A new report released Tuesday by the International Fund for Agricultural Development (IFAD) and Food for the Future, reveals that Africa’s top food basket producers are largely African, including Ethiopia, Kenya, and Tanzania.
In the report, the IFA said the top three producers of food products in Africa are all African: Ethiopia, Tanzania, and Ethiopia.
Ethiopia has the largest share of African food exports, at over half a billion pounds (500 million kilograms).
It has also emerged as the world’s third largest food exporter, after China and the United States.
The report highlights a lack of transparency in the African food market, and an ongoing conflict between governments and private sector companies over governance and governance issues in Africa.
In its report, IFAD called on the African governments to work towards greater transparency, and to better regulate the private sector in Africa’s food production and distribution system.
“Africa is one of the most significant and dynamic markets for food, but there is much more to be done to ensure that food products are safe and secure,” said IFA Executive Director Stephen Green.
“Governments should create a national food security strategy, and ensure that the food supply is available and accessible to all citizens.

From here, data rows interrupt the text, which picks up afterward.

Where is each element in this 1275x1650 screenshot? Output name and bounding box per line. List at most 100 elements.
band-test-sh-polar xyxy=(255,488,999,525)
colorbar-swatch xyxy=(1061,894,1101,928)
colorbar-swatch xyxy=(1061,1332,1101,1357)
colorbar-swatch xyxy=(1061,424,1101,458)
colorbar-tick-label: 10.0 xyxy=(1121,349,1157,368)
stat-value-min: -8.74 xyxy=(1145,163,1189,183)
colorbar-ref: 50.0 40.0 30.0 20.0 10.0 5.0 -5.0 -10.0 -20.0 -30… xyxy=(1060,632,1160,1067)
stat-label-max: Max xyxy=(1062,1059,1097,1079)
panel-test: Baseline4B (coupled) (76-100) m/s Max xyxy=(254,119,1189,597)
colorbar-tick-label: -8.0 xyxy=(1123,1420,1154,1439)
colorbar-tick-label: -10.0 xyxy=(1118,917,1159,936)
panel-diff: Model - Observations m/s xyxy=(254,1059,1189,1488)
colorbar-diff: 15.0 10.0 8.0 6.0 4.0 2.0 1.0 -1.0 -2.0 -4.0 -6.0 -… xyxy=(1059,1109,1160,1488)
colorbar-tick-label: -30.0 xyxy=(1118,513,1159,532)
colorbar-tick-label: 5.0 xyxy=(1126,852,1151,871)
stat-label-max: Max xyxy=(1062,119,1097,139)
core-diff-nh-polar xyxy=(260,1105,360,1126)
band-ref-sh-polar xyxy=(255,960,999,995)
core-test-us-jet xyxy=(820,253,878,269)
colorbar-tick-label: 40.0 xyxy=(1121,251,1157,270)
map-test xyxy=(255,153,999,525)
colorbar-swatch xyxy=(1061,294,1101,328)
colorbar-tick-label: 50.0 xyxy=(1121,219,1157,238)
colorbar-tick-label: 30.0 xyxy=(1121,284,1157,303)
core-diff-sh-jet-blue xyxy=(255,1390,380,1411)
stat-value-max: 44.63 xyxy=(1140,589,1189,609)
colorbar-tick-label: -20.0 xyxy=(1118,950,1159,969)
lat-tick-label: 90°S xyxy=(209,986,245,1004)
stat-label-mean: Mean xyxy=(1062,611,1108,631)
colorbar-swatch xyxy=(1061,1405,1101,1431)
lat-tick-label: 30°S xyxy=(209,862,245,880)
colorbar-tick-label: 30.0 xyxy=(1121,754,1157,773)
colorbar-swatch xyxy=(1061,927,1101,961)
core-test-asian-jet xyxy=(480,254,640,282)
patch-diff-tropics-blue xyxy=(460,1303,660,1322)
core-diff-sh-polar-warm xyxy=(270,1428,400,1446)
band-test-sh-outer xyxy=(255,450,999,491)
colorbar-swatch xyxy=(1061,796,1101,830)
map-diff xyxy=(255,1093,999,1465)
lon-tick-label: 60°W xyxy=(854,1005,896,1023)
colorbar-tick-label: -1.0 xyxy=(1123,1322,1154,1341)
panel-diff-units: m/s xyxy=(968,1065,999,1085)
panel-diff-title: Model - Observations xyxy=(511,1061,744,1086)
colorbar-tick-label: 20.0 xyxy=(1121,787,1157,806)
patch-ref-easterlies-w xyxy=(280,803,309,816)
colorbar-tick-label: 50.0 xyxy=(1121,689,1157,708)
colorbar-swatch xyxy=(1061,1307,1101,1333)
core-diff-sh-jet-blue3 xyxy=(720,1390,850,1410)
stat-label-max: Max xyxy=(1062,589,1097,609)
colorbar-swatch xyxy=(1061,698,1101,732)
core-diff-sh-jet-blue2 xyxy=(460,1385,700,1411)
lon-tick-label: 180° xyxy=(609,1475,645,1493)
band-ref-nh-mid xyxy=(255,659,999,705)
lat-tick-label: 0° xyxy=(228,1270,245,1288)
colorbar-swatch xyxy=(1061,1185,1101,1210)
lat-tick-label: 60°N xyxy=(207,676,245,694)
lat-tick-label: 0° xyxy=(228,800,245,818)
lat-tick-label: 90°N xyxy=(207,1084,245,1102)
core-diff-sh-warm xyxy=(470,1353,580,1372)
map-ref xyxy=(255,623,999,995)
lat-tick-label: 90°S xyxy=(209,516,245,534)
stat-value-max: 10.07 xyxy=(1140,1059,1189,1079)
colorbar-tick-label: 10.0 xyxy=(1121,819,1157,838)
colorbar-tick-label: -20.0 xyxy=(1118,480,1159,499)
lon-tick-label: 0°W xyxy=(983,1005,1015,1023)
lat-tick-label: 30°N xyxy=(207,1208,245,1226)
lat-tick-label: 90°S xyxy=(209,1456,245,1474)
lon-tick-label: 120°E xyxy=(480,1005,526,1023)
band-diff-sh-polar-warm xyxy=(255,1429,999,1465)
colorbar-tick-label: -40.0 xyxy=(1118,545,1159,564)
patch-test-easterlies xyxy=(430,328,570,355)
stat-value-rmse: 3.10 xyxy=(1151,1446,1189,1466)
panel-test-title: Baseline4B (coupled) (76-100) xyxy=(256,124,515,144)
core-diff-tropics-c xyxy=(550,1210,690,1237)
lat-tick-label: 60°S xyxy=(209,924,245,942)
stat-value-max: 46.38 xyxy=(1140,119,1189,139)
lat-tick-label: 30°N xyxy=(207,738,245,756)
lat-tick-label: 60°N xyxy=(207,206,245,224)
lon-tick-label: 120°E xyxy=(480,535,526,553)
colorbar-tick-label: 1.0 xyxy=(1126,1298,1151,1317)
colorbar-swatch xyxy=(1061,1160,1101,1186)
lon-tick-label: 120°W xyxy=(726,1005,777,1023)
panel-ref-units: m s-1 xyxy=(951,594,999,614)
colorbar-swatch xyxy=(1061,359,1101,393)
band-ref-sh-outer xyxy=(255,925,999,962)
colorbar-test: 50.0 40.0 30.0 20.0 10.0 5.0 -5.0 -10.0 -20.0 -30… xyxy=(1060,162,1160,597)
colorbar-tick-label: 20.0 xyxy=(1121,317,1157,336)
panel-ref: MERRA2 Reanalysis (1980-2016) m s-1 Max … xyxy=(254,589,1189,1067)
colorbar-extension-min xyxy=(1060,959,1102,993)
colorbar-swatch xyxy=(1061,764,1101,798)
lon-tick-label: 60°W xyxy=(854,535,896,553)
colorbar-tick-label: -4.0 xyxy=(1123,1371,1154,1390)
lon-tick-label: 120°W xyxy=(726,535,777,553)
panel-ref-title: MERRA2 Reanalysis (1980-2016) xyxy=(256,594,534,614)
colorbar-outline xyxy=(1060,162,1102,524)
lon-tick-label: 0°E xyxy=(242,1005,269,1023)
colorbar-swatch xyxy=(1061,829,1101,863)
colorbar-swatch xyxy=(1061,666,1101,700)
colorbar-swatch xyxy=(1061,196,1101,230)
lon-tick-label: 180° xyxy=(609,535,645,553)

That means making sure that private companies, suppliers, and farmers are not unfairly disadvantaged in the procurement and distribution of food.”
The report highlighted the need for increased transparency in how the African Food Security Strategy (AFSS) is being implemented.
It called on African governments and businesses to create a common platform for transparency and transparency measures to help ensure that all stakeholders are able to access and use the information needed to monitor the implementation of the AFSS.
IFA has launched a campaign called Food for Action to encourage governments and business to create an information infrastructure for the African market, which can be used by both governments and the private market to provide information to inform decisions about the food safety and security of food, such as quality, price, and quantity of supply.